Humor is very subjective, and there’s a chance that what you think is a joke could be interpreted as a serious threat by the police.

  • Don’t make sarcastic or ironic remarks. The police will likely take anything you say at face value. Even “joking” remarks can be used against you in a criminal court.

Remain calm

It can be terrifying to be stopped by the police, but it’s vital that you remain calm and in control of yourself. If you must speak, do so in a level, clear voice.

  • Do not yell, curse, scream, or use aggressive language. Do not call the officer names. Police officers perceive this as threatening behavior and may respond with force.

Be respectful

Police officers represent the law. Always use respectful, polite language when interacting with an officer. Call a police officer “sir,” “ma’am,” or “officer” when speaking to him or her. Even if the police officer is aggressive, maintain a level head and stay polite.

  • Do not speak defensively or with hostility. For example, do not say things such as “What are you doing?” or “What’s your problem?” If you want to clarify your situation, ask a polite question, such as “How can I help you, officer?” or “What is the reason, officer?”

Refrain from making threats

For example, do not threaten to sue, take the officer’s badge, or retaliate. This will only make things worse for you.

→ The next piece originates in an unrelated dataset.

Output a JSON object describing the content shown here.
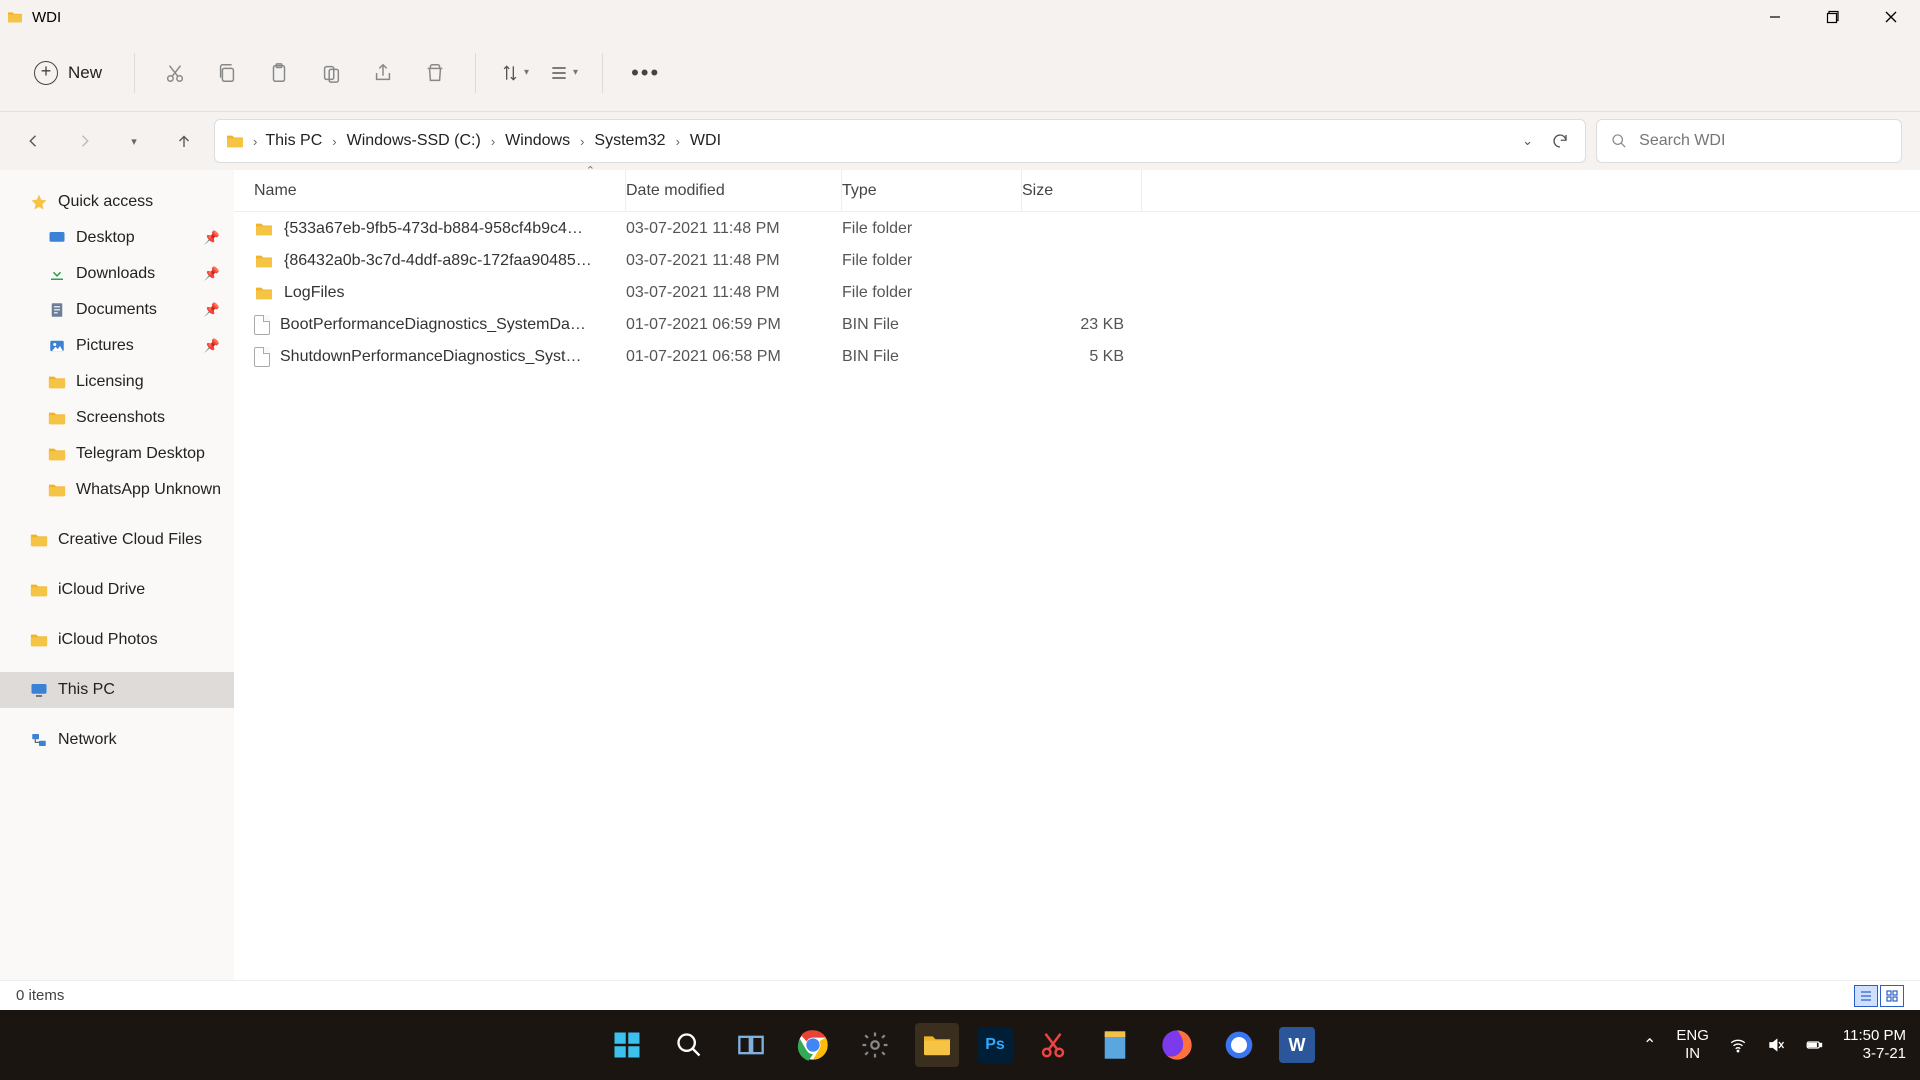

Ask if you are being detained

You should use that exact language: “Am I being detained?” Police must tell you whether they are detaining you. If the officer tells you that you are not being detained, ask “Am I free to leave, officer?” Do not simply walk away. This could convince police that you have something to hide.

  • If the officer says you cannot leave, you are being detained. You should ask for an attorney. You are entitled to an attorney whenever you are being detained by police.
    • If the officer does say you can leave, you should confirm that you will be leaving before doing so. For example, confirm your “intent to depart” by saying something like “If there is nothing else, I will be leaving now.” Then walk slowly away.